A tribarrel chugged from behind, raking the slope up which they’d come. Ruthven was within the new perimeter. Half a dozen Royalists huddled nearby with terrified expressions, but E/1 itself had enough firepower to halt the rebels. They’d already been hammered, and now more shells screamed down like a regiment of flaming banshees.
Firebase Groening was northeast of Firebase Courage, so the hogs were overfiring E/1’s present perimeter to reach the rebels. Somebody …Sergeant Hassel? …must be calling in concentrations, relaying the messages through the command car. The vehicle was out of action, but its radios were still working.
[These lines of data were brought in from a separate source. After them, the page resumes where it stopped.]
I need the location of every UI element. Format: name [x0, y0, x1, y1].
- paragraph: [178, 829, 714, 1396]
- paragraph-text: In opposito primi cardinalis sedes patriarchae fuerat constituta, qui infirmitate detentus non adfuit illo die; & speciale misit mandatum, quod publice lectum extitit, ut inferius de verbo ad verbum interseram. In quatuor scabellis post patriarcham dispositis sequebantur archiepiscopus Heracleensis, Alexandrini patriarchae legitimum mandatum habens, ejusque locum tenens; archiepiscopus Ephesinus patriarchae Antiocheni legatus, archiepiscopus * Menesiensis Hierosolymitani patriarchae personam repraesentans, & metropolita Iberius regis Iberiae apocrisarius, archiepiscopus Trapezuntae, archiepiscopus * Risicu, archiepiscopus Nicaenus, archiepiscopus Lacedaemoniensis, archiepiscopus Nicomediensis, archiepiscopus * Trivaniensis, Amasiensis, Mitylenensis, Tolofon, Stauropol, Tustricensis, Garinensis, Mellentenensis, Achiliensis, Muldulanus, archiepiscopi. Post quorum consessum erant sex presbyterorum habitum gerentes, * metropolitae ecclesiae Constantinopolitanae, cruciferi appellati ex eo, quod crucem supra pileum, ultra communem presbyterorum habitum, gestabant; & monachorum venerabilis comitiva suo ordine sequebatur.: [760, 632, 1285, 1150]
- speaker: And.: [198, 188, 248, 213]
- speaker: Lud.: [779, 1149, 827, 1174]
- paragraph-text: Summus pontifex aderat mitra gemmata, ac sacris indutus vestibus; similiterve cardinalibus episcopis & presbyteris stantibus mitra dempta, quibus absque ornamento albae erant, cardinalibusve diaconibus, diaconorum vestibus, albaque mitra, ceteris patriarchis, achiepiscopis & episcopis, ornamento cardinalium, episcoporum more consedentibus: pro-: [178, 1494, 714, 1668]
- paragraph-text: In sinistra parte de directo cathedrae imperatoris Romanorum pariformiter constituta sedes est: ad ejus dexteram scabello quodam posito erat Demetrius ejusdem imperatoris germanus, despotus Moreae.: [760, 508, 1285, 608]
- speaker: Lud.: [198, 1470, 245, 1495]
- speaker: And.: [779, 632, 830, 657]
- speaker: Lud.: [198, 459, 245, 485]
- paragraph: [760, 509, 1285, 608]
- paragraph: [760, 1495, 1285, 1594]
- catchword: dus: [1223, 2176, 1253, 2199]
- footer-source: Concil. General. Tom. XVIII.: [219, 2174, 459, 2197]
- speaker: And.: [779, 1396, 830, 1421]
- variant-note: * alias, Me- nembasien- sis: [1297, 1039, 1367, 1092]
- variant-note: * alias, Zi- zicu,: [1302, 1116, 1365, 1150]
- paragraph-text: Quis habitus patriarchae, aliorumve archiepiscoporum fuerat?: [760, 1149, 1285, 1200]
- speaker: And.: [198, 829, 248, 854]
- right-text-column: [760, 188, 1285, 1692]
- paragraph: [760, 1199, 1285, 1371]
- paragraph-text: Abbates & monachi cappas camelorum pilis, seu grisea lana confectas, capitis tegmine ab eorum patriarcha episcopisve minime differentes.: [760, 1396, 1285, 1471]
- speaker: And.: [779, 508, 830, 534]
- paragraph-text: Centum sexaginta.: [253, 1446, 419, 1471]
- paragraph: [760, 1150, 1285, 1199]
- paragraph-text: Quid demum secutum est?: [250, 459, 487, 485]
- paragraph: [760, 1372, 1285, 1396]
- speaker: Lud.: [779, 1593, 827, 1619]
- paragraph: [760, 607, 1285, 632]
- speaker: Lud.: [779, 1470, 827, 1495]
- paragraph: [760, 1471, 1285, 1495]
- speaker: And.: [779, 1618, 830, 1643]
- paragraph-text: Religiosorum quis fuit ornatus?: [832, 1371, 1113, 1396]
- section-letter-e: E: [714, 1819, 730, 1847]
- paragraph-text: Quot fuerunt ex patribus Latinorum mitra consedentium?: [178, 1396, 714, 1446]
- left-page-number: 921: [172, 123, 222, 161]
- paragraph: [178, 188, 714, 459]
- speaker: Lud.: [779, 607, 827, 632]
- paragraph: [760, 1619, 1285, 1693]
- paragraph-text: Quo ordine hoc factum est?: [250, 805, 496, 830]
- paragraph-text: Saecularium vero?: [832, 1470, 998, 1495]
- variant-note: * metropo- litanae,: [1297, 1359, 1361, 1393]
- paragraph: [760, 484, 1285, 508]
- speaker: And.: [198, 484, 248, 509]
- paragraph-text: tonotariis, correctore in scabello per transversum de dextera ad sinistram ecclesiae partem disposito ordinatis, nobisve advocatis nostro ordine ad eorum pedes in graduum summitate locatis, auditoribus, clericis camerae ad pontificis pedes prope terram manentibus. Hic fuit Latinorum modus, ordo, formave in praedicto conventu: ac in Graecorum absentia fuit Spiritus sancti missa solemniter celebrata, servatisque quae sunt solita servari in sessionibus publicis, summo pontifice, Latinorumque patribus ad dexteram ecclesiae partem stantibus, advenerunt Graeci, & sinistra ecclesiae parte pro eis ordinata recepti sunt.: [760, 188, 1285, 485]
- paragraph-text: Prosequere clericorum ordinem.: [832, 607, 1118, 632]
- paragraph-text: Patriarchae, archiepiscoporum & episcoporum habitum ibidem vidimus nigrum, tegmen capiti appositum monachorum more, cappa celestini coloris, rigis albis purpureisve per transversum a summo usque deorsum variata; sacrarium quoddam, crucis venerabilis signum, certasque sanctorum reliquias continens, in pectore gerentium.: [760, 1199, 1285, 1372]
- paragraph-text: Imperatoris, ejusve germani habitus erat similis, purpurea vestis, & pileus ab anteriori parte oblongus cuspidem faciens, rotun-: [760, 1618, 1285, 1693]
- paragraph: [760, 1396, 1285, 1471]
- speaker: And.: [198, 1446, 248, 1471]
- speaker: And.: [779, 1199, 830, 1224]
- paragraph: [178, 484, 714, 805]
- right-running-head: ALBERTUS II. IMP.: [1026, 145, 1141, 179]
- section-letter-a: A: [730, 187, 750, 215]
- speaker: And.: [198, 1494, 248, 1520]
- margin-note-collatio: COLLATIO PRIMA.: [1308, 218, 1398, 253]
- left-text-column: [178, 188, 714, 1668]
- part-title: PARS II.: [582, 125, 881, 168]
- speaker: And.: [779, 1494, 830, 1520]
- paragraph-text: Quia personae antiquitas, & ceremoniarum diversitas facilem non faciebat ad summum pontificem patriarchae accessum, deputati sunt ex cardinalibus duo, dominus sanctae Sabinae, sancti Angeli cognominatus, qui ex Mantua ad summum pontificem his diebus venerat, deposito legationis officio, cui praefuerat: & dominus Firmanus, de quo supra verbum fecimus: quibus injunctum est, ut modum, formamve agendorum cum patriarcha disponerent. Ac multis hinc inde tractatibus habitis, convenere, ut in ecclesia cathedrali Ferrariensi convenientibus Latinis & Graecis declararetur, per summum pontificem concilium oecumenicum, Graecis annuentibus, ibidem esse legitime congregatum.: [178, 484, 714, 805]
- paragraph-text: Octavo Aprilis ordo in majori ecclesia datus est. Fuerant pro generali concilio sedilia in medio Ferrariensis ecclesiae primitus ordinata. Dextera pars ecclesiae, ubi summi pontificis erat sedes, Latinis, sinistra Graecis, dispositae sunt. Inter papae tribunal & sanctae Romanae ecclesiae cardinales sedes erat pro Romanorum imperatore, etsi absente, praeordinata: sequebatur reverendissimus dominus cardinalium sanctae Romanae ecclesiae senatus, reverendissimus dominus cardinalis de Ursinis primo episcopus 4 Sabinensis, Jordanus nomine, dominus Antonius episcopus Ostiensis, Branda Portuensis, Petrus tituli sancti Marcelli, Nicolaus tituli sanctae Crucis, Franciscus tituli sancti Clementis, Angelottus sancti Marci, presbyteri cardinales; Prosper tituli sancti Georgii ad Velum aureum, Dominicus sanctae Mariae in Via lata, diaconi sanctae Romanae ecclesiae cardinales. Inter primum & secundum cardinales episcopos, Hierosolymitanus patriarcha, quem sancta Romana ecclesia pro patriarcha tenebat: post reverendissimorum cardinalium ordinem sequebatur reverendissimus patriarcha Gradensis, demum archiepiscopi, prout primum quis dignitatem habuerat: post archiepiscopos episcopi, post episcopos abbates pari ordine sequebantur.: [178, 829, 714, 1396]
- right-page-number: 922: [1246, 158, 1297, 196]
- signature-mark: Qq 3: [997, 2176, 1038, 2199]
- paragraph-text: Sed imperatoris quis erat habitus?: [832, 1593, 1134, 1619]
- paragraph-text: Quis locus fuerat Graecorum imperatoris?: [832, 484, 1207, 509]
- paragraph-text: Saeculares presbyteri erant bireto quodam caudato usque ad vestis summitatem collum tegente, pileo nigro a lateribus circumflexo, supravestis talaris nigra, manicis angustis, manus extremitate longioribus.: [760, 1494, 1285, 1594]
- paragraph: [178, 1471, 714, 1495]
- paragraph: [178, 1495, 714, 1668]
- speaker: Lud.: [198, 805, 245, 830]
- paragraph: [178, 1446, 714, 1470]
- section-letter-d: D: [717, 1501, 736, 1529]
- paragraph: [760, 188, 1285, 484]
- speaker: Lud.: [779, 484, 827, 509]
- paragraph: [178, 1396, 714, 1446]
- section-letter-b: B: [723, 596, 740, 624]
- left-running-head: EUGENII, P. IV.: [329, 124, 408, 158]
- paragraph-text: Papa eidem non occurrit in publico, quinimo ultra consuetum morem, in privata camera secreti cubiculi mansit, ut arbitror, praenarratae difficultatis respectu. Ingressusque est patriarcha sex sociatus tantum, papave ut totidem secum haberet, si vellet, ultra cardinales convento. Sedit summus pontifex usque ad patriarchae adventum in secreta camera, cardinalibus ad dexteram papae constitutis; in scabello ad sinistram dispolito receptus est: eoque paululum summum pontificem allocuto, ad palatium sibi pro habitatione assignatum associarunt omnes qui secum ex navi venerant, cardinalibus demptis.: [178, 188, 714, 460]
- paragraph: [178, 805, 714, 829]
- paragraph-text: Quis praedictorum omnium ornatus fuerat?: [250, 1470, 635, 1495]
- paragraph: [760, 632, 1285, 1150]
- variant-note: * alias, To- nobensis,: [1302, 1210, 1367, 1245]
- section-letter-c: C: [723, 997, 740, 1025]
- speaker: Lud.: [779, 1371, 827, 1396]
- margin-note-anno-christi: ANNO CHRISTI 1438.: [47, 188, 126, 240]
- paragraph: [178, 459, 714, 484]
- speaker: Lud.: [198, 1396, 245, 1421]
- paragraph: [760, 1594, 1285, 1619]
Rennie spun the skimmer to a halt. “Made it!” he shouted. “We bloody well made it!”
Ruthven found his holster and managed to lift the flap. Beside him, Rennie hunched to remove his 2-cm weapon from the rail where he’d clamped it to free both hands for the rescue.
A buzzbomb skimmed the top of the knoll, missing the tribarrel at which it’d been aimed and striking Sergeant Rennie in the middle of the back. There was a white flash.
The shells from Firebase Groening landed like an earthquake on the rebels who’d overrun the Royalist camp and were now starting uphill toward E/1. In the light of the huge explosions, Ruthven saw Rennie’s head fly high in the air. The sergeant had lost his helmet, and his expression was as innocent as a child’s.
“Good afternoon, Lieutenant Ruthven,” Doctor Parvati said as he stepped into the room without knocking. “You are up? And packing already, I see. It is good that you should be optimistic, but let us take things one step at a time, shall we? Lie down on your bed, please, so that I can check you.”